Forget the Ping Pong tables and the snack bars. Yes, your staff enjoys benefits and perks associated with their jobs, but what they really want is a purpose and an organization that’s investing in social good. According to the 2014 Millennial Impact Report by Achieve Consulting, more than half of surveyed millennials said their company’s charitable work influenced their decision to accept a job offer. In fact, the individuals polled for that report ranked a company’s volunteerism program third in importance behind the primary purpose and its workplace culture. Think about that for a moment. While that survey took a look at a specific age group, it’s a safe bet that such efforts transcend a single generation. Whether you’re a small business owner or a leader in a large corporation, service opportunities need to be on your radar.
Give Them Time
You give your staff vacation time. You also give them personal time and/or sick days. What about volunteer time off (VTO)? According to the 2018 Employee Benefits Report by the Society of HR Management, 1 in 4 employers in the US offer such a benefit. On average, companies offering this paid-time off grant between 8 and 40 hours per year, although some organizations offer more.
Salesforce, for example, offers their employees up to 7 days a year (56 hours) for volunteering. According to the company’s benefits page, “The top 100 eligible volunteers will be rewarded with a $10,000 grant to the nonprofit organization of their choice.
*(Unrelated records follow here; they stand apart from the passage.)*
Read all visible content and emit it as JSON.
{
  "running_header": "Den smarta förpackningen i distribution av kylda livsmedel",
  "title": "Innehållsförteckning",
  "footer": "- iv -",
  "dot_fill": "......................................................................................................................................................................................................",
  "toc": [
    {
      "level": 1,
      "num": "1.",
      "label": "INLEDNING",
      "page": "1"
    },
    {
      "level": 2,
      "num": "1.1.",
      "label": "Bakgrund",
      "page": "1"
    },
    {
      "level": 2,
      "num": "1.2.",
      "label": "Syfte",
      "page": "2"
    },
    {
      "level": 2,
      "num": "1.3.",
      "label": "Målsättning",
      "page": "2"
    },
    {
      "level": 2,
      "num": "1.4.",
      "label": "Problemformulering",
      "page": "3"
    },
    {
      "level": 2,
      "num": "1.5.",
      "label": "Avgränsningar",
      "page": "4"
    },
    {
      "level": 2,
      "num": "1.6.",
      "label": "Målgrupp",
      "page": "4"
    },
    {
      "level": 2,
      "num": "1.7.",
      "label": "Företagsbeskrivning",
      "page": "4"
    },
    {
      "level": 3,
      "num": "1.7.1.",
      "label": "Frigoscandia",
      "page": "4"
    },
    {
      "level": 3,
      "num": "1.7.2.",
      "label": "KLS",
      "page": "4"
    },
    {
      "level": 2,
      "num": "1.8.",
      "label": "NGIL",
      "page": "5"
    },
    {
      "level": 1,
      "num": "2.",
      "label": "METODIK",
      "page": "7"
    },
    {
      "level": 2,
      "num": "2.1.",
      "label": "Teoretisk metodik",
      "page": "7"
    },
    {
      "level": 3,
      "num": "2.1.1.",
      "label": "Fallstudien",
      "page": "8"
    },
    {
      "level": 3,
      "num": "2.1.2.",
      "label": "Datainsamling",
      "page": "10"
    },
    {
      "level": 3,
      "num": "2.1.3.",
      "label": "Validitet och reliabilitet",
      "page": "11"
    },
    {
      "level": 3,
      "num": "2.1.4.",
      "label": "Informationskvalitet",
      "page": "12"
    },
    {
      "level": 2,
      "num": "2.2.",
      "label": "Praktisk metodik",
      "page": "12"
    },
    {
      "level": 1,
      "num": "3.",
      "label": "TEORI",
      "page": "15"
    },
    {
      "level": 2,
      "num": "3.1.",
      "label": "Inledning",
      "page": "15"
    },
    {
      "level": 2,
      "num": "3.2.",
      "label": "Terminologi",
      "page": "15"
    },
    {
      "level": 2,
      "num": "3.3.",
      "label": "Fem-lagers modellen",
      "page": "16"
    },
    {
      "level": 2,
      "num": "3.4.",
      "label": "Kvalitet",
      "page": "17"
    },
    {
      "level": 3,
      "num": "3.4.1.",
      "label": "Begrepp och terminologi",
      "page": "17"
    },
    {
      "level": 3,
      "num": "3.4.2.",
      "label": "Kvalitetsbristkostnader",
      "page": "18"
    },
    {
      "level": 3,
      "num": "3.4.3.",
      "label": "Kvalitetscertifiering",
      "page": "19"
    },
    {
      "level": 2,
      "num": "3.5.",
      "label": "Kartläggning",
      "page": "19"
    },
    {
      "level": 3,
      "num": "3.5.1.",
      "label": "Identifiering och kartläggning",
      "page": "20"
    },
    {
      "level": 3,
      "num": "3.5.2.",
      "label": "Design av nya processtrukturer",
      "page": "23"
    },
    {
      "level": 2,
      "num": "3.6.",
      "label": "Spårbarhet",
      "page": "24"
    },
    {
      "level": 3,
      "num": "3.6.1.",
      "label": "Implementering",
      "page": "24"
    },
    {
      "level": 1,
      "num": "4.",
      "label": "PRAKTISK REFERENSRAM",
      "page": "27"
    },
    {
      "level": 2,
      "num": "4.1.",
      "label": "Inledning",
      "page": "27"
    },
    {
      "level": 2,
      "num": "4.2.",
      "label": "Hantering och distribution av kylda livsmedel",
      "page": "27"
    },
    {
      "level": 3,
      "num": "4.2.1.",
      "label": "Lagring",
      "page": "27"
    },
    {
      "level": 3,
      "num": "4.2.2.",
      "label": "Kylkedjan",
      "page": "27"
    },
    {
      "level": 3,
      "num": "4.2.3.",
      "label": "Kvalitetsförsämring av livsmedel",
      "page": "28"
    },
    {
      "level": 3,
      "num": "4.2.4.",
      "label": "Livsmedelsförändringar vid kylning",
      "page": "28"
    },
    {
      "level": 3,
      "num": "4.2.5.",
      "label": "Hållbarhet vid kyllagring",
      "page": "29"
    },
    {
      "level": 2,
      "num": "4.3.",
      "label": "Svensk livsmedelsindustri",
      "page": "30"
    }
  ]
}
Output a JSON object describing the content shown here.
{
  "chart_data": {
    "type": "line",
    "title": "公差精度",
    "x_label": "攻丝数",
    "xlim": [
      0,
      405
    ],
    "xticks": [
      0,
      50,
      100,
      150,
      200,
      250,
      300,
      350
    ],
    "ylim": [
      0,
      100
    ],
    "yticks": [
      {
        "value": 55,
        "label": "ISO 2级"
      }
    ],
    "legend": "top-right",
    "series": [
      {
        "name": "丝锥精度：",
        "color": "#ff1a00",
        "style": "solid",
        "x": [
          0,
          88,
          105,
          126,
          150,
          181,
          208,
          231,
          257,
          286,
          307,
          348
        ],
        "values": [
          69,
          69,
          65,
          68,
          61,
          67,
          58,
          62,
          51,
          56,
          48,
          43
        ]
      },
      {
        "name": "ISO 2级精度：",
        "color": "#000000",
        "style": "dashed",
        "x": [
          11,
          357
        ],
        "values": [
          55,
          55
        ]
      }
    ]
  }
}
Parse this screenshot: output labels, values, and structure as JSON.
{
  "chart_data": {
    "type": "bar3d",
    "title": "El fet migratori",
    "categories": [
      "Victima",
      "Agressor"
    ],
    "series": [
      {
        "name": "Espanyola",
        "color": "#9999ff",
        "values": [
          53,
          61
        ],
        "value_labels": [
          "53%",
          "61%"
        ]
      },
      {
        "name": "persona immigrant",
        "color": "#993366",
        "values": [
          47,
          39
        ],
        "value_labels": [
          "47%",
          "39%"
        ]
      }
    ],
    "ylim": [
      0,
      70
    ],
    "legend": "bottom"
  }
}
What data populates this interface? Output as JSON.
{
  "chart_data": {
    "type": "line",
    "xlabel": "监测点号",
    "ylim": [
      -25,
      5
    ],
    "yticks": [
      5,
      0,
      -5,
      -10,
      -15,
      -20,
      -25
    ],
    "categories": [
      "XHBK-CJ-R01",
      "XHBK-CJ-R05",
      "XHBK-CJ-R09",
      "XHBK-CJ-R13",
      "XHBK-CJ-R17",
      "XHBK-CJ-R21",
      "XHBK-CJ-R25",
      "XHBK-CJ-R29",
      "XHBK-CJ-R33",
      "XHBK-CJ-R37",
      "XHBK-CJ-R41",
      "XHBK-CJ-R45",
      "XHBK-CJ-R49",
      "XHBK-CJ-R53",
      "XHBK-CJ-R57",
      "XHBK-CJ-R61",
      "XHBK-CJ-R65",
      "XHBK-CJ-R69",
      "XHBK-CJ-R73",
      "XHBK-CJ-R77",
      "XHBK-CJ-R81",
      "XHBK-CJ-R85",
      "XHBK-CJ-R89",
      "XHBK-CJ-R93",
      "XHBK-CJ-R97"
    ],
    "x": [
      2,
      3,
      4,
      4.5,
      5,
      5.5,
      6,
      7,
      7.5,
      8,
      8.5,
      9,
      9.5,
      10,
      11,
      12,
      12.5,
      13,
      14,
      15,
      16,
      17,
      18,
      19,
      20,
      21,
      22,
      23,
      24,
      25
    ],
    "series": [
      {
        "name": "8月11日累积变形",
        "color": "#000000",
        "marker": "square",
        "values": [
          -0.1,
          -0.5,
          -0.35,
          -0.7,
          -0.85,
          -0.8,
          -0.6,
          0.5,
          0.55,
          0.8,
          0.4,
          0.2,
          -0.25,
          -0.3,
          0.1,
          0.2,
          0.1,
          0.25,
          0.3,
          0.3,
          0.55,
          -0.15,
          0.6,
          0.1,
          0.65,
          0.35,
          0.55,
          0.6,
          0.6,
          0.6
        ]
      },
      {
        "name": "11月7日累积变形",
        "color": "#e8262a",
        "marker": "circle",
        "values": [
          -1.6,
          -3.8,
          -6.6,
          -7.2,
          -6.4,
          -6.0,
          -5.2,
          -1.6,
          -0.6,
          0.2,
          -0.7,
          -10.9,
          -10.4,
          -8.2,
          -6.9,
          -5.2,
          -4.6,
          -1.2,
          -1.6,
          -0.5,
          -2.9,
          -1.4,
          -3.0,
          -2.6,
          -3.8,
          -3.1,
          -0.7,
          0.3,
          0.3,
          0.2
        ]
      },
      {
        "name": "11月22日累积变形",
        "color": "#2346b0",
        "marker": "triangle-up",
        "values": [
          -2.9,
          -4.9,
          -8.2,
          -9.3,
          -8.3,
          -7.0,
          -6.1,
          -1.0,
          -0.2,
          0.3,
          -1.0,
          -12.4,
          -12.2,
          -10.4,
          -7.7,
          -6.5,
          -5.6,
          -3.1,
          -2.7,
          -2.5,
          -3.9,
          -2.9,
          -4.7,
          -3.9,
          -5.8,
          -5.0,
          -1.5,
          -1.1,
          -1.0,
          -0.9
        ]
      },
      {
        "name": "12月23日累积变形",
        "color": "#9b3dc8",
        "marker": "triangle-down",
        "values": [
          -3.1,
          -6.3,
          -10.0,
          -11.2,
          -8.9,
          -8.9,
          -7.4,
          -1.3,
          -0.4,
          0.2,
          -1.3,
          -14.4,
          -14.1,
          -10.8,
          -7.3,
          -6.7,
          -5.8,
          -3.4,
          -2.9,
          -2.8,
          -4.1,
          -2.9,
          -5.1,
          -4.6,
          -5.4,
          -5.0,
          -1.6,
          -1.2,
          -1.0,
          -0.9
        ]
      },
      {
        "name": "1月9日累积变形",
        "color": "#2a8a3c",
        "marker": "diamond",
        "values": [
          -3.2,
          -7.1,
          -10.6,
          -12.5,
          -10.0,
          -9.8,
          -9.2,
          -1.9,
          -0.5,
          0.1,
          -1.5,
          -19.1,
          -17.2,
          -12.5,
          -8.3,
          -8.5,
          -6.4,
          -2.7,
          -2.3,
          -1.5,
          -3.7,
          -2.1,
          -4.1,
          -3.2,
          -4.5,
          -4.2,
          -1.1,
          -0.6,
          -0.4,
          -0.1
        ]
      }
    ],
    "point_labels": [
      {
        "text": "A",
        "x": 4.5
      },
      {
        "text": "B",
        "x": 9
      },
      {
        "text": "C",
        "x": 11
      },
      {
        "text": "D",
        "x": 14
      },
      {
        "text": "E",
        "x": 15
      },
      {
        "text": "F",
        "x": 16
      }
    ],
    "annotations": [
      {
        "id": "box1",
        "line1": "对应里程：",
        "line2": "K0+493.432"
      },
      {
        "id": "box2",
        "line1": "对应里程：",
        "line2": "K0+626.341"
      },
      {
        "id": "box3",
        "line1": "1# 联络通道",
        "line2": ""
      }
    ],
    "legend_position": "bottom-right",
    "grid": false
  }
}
In addition, employees who complete and log 7 days of VTO within a fiscal year are considered “Volunteer Rockstars” and are entered into a drawing to receive a $500 Volunteer Rockstar Grant!”
Even small businesses can take a page from this sort of policy. You may not have the budget to donate a million dollars in grants, but you can support your team’s efforts by making it easier for them to give their time to a cause.
The Team That Serves Together
What do Merck, Deloitte, and Starbucks have in common? These corporate giants all dedicate at least one day a year for corporate-wide service. Employees roll up their sleeves and work together in teams to serve their communities. They may be reading to students in their community schools. They might be cleaning a park or assisting on a Habit for Humanity building project. These dedicated all-hands-on-deck service days accomplish a few things. Not only is a great way for your business to put its money where its mouth is regarding social responsibility, it’s also a great team-building exercise.
Match Your Service to Your Culture
There is a plethora of really awesome nonprofit organizations out there, but not every nonprofit is the right fit for your corporate service day. Take the time to identify organizations that are in line with your corporate mission and values.
Also, keep in mind that not every nonprofit is equipped to handle a large group of volunteers in one block. Reach out to local agencies and find out what their needs are and how your organization may fit into that equation. Depending on the size of your firm, you may need to divide into several small groups and work with multiple nonprofits across the span of the day.
Don’t be afraid to think outside the box, too. Does your team feel strongly about helping the local homeless shelter? That’s awesome. Maybe the shelter doesn’t have hands-on tasks for the number of volunteers you want to send there, but that doesn’t mean you have to look for another place to lavish some love on. You could host an event that raises funds and resources for the shelter, as one example. You could host an event at your facility or another locale for shelter residents (and others!) that offered warm meals, additional support resources and/or some fun and games. Work with your staff and the groups you wish to support to tailor service opportunities that are right for both organizations.
No Effort is Too Small
Maybe you’re managing a remote team that makes an all-hands-on-deck service day difficult or you’re not sure your current staffing needs can manage more time off. You’re sitting here thinking, “This all sounds great, Cheryl, but I don’t see how it’s going to work for my business.” Let’s be clear, the examples above are just that, examples. You can tailor a program that highlights your commitment to giving back and meshes with your budget, size, and abilities.
Get creative. Did a team member just devote a weekend to organizing an awareness walk to support families impacted by opioid abuse? Give them a shout-out in your team meeting and acknowledge their awesomeness! Got an employee that’s asked to leave early next Friday so she can make it to an event that’s raising funds to support breast cancer research? Ask her how you can make a donation in her name. Did you hear about a team member who is collecting items for a gift auction to raise funds for her favorite nonprofit? Donate a product your company sells for the auction. Supporting the causes that are important to your employees (and that complement your corporate values) is a small way of saying to your team “You’re valuable to this company and we support you.”